Re your suggestion that IRIs should be a separate module: I guess my  
thought is that urllib out of the box should just work with the way  
websites on the web today actually work. Thus, we should make urllib  
do the utf-8 encode / decode rather than make users switch to a  
different module for certain URLs and another library for other URLs.
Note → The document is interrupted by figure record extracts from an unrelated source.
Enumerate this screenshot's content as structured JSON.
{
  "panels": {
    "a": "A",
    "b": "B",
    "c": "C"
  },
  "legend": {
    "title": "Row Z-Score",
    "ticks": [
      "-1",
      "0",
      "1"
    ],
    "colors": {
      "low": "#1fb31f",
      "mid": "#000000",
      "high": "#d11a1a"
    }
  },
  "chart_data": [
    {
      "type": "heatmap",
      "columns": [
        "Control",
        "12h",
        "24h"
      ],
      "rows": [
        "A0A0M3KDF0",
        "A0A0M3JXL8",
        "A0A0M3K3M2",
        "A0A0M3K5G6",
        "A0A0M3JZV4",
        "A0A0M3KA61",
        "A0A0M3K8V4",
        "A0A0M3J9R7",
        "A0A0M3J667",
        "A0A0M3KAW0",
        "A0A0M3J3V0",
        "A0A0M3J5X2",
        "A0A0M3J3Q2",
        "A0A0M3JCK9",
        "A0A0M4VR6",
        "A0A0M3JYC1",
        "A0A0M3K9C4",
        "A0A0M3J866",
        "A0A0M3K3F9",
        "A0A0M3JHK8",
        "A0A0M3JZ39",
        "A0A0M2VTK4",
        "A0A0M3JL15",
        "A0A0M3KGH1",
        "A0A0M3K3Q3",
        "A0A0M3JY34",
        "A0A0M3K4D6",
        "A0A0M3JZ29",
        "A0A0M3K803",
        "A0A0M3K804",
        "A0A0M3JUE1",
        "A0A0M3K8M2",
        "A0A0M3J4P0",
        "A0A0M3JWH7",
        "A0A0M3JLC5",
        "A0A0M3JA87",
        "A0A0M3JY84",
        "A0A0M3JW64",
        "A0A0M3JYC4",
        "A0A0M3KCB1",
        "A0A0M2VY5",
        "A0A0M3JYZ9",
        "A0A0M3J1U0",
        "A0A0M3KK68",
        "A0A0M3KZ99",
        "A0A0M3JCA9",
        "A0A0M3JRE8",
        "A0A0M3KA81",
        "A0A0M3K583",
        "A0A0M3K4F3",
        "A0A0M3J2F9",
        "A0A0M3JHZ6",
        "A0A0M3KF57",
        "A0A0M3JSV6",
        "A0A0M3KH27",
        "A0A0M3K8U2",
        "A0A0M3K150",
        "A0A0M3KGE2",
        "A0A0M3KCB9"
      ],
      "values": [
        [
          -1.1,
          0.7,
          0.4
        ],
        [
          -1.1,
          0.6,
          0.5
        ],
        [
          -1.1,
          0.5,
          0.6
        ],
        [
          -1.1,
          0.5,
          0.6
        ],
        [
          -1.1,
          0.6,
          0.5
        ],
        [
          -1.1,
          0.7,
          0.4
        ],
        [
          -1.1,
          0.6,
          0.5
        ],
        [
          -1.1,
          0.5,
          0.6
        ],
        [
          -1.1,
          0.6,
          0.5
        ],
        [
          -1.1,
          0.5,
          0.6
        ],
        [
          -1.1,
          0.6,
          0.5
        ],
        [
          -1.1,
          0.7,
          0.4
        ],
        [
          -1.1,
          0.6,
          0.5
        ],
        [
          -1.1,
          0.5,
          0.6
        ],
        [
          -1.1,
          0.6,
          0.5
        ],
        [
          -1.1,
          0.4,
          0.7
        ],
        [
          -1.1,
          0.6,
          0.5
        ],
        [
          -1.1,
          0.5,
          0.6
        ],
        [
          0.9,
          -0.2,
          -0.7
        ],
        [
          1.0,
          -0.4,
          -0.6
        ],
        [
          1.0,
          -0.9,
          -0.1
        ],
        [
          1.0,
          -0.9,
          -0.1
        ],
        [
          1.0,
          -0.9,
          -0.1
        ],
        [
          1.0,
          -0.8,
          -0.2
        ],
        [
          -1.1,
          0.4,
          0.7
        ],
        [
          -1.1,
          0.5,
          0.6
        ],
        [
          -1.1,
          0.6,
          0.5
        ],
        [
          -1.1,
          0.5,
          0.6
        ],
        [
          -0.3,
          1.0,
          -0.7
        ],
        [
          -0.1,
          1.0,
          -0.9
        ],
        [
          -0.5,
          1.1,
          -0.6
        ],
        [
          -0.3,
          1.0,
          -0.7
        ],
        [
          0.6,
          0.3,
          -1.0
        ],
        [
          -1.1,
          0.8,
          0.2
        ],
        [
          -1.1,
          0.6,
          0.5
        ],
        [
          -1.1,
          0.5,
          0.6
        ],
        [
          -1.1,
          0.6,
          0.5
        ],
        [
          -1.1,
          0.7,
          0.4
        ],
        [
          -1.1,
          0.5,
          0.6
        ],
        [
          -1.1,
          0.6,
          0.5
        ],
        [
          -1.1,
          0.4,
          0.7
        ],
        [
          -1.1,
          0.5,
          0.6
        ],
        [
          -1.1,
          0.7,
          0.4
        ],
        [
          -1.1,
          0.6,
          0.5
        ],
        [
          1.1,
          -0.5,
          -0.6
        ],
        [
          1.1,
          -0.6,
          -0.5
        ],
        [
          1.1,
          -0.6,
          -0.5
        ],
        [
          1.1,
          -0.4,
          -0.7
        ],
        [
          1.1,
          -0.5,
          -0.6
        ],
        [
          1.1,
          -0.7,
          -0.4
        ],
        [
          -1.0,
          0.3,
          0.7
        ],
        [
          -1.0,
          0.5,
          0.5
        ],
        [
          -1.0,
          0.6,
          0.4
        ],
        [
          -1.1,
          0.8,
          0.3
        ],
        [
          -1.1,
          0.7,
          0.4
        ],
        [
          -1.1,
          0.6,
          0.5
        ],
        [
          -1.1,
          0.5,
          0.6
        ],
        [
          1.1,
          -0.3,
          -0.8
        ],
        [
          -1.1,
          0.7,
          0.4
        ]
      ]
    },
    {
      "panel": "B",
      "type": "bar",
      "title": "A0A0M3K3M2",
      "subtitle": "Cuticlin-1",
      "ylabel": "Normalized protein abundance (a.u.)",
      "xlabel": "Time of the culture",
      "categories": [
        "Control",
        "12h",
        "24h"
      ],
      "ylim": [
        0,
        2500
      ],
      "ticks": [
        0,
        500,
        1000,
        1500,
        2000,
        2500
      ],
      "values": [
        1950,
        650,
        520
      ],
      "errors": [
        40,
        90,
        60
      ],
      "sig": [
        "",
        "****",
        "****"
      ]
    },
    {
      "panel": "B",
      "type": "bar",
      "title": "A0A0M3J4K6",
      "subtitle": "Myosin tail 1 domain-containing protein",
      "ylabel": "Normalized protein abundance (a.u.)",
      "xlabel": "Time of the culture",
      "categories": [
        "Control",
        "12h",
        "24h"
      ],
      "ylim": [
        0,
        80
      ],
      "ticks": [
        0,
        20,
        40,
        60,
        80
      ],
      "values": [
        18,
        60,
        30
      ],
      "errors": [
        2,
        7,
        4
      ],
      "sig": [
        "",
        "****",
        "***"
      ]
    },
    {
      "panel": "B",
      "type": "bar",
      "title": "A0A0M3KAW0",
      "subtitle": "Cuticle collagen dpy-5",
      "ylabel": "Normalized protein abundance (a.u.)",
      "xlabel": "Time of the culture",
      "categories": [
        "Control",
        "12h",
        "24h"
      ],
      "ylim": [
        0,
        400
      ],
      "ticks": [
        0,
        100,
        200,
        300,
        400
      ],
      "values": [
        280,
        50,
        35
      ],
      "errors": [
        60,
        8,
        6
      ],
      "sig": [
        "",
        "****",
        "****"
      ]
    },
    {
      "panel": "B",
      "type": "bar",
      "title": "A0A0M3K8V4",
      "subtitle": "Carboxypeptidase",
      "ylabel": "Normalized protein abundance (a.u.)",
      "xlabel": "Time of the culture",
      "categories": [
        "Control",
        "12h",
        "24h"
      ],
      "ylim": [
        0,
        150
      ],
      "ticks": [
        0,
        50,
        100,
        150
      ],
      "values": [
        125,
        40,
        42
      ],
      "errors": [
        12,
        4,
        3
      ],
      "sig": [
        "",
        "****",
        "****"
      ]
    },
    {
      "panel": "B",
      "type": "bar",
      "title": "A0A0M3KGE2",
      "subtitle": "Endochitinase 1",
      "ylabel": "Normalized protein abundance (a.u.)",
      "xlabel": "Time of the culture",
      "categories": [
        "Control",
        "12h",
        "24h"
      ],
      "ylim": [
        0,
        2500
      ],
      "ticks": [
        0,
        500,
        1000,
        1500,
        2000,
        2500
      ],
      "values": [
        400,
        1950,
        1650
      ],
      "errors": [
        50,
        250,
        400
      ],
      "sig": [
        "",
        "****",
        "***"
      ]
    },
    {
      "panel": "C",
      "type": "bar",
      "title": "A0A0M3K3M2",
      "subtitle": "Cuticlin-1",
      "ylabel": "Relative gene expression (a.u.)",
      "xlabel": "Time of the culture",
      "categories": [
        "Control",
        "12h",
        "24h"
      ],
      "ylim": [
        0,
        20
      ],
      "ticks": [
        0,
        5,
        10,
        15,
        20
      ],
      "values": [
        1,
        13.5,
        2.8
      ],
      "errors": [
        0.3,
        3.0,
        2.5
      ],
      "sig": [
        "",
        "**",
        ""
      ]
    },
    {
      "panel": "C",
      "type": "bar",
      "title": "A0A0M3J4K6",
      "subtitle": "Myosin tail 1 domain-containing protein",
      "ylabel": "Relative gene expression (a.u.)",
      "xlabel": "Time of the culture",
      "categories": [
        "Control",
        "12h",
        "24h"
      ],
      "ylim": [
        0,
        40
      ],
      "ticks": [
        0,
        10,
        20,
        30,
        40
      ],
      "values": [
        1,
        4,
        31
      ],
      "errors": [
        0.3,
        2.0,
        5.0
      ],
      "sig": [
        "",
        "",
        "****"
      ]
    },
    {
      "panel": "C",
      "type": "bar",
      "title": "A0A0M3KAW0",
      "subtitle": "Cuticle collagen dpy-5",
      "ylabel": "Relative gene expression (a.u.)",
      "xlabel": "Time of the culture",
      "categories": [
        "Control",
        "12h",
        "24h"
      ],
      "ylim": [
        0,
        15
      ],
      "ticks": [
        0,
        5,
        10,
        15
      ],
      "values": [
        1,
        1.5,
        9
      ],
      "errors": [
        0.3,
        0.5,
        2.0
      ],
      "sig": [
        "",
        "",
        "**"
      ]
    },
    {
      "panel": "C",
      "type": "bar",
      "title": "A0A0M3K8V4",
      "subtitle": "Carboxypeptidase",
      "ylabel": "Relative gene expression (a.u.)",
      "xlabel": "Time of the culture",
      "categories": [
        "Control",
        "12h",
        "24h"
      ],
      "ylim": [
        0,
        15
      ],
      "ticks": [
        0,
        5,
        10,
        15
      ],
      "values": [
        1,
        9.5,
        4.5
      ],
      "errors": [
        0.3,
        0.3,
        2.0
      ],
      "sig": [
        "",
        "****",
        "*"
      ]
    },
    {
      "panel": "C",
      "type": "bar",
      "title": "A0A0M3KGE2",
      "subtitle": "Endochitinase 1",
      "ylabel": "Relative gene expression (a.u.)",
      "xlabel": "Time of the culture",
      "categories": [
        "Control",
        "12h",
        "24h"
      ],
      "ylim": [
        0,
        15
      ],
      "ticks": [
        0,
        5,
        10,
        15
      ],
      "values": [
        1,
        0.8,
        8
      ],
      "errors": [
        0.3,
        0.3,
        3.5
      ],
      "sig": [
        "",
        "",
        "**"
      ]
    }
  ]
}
Re the specific issue of how urllib.unquote should work: Perhaps there  
could be an optional second argument that specified a content encoding  
to use when decoding escaped characters? I would propose that this  
parameter have a default value of utf-8 since that is what most  
websites seem to do, but if the author knew that the website they were  
using encoded URLs in iso-8559 then they could unquote using that  
scheme.

On May 7, 2008, at 3:10 PM, Martin v. Löwis wrote:

>> If this is indeed the case, it sounds perfectly legal (according to  
>> the
>> RFC) and perfectly practical (as required by numerous popular  
>> websites)
>> to have urllib.quote and urllib.quote_plus do an automatic UTF-8
>> encoding of unicode strings before percent encoding them.
>
> It's probably legal, but I don't understand why you think it's
> practical. The DNS lookup then will certainly fail, no?
>
> Regards,
> Martin